Current status (as of this article's last update, July 2026): Section 702 of the Foreign Intelligence Surveillance Act lapsed at midnight on June 12, 2026 — the first lapse of the authority since it was enacted in 2008. The last enacted extension, S. 4465 (Pub. L. 119-87), had carried Section 702 only through June 12, 2026. On June 11, 2026, the House rejected a further short-term extension, H.R. 9238 — which would have run the authority through July 2, 2026 — by a vote of 198–218, and no reauthorization was in place when the deadline passed. Under FISA's transition provision, collection under certifications the FISA Court approved before the lapse (in March 2026) may continue until those certifications expire in 2027, but the government cannot add new targets or issue new certifications while the statute is lapsed.

The Foreign Intelligence Surveillance Act of 1978 established a framework for U.S. government surveillance of foreign intelligence targets. Section 702, added by the FISA Amendments Act of 2008, authorizes warrantless collection of communications involving non-U.S. persons outside the United States when those communications are routed through U.S. systems. It has been reauthorized repeatedly, most recently with a series of short-term extensions rather than a comprehensive reform.

This tracker documents every 2026 FISA extension, drawing on bill text, vote records, and Congressional Record floor statements sourced from LegislationPatch's database.

Extension 1: H.R. 8322 — April 18 Extension

Public Law: Pub. L. 119-84
Signed: April 18, 2026
Extended through: April 30, 2026
Duration: 12 days

H.R. 8322 was a short-term extension of Section 702 authority, passed under time pressure as the previous authorization was approaching its expiration date. The bill made no substantive changes to the surveillance authority or its oversight mechanisms — it extended the expiration date only.

A 12-day extension signals that the underlying political dynamics were unresolved. The majority leadership was buying time, not reaching a sustainable solution. The brevity of the extension — less than two weeks — reflects the difficulty of getting agreement on either a longer extension or a more comprehensive reform bill.

Read our full analysis of H.R. 8322 on LegislationPatch →

Extension 2: S. 4465 — Extension Through June 12, 2026

Public Law: Pub. L. 119-87
Signed: April 30, 2026
Extended through: June 12, 2026
Duration: 43 days

S. 4465 extended Section 702 authority through June 12, 2026 — a longer window than the April 18 extension, but still a temporary measure rather than a multiyear reauthorization. Like its predecessor, S. 4465 made no substantive changes to FISA's surveillance authorities or court oversight procedures.

The bill was signed on the same day the April 18 extension expired, completing a chain where Congress passed each extension the day the prior one lapsed — a pattern that indicates the underlying reform negotiations were ongoing but unresolved.

Read our full analysis of S. 4465 on LegislationPatch →

What FISA Section 702 Actually Authorizes

Section 702 authorizes the U.S. government to collect communications of non-U.S. persons located outside the United States when those communications pass through U.S.-based internet infrastructure. In practice, this means the National Security Agency can compel U.S. telecommunications companies and internet providers to provide access to data streams.

The authority is significant because: U.S. persons' communications are sometimes collected "incidentally" when they communicate with targeted foreign persons; the collected data is then accessible to the FBI, CIA, and NSA for queries; and FISA Court oversight is conducted ex parte (without adversarial briefing) and classified, limiting public accountability.

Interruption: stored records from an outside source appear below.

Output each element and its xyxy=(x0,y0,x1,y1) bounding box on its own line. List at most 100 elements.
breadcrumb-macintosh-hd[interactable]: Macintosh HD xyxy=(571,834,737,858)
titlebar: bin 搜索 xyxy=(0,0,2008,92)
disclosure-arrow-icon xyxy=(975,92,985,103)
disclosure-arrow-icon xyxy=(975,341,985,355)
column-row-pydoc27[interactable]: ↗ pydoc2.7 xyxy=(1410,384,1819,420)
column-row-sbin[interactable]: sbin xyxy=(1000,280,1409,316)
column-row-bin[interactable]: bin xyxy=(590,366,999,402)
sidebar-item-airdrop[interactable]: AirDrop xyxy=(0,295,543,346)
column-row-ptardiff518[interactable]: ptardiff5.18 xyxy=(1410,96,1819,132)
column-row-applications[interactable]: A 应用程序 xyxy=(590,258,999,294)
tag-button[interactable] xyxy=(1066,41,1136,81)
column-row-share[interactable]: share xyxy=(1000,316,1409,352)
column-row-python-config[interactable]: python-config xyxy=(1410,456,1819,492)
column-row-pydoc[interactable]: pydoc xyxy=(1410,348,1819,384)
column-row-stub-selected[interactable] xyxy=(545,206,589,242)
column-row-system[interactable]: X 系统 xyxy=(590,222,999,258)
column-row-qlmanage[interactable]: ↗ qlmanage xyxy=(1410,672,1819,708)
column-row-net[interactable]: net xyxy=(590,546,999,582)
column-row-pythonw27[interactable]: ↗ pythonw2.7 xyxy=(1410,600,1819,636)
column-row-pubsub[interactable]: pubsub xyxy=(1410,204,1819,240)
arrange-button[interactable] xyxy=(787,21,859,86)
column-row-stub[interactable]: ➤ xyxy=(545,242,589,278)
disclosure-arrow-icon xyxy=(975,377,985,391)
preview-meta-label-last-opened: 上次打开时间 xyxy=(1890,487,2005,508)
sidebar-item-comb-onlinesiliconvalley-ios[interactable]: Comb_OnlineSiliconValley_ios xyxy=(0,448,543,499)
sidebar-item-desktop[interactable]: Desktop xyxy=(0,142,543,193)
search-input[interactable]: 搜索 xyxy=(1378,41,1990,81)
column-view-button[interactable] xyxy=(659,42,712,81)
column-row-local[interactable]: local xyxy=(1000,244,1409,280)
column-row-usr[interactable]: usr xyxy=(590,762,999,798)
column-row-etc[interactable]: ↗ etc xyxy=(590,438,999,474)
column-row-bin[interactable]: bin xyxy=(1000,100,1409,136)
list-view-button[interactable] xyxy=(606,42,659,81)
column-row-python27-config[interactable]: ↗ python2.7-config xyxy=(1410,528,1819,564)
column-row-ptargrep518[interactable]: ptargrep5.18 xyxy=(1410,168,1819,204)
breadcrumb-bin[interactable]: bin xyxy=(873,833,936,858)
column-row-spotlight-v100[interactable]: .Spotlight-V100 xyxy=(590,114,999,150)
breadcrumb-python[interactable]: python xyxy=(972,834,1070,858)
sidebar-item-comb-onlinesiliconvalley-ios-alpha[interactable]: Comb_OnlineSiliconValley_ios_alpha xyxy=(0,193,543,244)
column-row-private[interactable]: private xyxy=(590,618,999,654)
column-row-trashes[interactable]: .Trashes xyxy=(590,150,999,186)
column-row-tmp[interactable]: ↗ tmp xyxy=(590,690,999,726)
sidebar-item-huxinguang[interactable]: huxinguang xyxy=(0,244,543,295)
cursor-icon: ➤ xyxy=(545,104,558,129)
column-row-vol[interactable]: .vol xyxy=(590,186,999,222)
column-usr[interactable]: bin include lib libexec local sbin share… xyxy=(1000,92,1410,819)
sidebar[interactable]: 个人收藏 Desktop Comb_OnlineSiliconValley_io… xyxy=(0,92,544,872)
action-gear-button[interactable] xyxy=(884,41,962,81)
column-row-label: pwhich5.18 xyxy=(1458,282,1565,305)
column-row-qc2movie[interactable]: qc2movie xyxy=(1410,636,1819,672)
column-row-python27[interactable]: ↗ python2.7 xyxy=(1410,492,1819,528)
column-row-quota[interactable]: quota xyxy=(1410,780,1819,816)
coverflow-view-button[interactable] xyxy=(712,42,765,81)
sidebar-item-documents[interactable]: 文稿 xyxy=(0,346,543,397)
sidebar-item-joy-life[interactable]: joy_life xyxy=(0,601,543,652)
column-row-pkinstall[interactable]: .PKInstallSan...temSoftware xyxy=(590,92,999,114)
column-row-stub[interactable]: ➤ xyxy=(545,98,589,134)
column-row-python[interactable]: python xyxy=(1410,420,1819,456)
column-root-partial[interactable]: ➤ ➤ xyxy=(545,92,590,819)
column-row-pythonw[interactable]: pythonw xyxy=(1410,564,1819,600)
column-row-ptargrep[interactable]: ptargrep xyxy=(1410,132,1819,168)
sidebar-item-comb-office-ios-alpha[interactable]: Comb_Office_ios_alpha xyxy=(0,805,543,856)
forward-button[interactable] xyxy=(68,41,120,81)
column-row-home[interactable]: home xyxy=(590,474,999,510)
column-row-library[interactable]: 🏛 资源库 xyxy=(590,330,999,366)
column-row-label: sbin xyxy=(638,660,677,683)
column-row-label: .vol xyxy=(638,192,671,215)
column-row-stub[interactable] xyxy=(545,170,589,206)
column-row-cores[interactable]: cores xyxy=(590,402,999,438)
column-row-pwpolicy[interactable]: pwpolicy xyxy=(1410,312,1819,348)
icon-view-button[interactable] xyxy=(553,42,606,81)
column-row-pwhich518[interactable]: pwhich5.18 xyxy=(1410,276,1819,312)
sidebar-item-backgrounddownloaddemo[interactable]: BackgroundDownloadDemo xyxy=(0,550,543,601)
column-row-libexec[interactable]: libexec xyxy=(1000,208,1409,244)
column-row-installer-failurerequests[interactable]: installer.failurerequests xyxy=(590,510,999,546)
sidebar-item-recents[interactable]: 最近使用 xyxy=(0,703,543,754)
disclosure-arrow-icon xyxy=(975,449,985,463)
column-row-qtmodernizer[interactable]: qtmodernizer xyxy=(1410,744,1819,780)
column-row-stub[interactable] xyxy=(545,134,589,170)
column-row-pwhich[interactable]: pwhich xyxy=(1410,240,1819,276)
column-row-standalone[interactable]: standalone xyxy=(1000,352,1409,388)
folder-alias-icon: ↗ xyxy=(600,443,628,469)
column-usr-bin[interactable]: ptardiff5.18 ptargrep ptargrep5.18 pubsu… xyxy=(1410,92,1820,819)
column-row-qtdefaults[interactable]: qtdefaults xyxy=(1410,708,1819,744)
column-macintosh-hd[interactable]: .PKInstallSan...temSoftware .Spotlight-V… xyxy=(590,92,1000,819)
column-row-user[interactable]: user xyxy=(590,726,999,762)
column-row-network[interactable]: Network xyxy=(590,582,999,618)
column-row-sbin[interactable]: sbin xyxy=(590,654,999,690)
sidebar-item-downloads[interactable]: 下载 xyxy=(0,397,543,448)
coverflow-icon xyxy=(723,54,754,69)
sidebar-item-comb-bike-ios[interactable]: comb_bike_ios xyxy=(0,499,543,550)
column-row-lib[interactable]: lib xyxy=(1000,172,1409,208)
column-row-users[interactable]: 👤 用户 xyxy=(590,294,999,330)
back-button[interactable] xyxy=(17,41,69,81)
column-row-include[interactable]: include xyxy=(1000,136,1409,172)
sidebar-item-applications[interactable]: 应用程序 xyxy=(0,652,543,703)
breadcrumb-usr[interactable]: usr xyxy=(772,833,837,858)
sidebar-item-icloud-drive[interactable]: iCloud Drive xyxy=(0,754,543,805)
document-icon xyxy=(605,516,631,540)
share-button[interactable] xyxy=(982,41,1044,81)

The civil liberties debate around Section 702 centers on the "backdoor search" problem — the ability of intelligence agencies to query the incidentally collected U.S. person communications without a traditional warrant. Reform proposals in recent Congresses have proposed requiring a warrant for such queries; those proposals have not been enacted.

History of FISA Extensions in the 119th Congress

The pattern of short-term extensions reflects a persistent dynamic in FISA reauthorization: the majority needs the votes of members who want surveillance reform, but reform proposals frequently fail to achieve supermajority support in the Senate. The result is a series of extensions that keep the program alive while negotiations continue.

In the 118th Congress, a similar pattern produced a multi-year reauthorization in April 2024 (Pub. L. 118-49) after months of extension negotiations. That reauthorization included a provision expanding FISA's definition of an "electronic communication service provider" (50 U.S.C. 1881(b)(4)) that required certain businesses with access to communications infrastructure to cooperate with surveillance requests — a provision that generated significant controversy.

What the June 12 Lapse Means

Because Congress did not pass an extension or reauthorization before June 12, 2026, Section 702 authority lapsed. The government cannot initiate new collection under the program. Collection under certifications issued before the lapse continues until those certifications expire — meaning the existing collection did not stop immediately — but new targets cannot be added and new certifications cannot be issued.

This was the first lapse of Section 702 since the authority was created in 2008. The intelligence community considers a lapse operationally damaging; some civil liberties advocates view it as leverage for reform. Because the pre-lapse certifications remain in effect, the practical operational impact is delayed rather than immediate.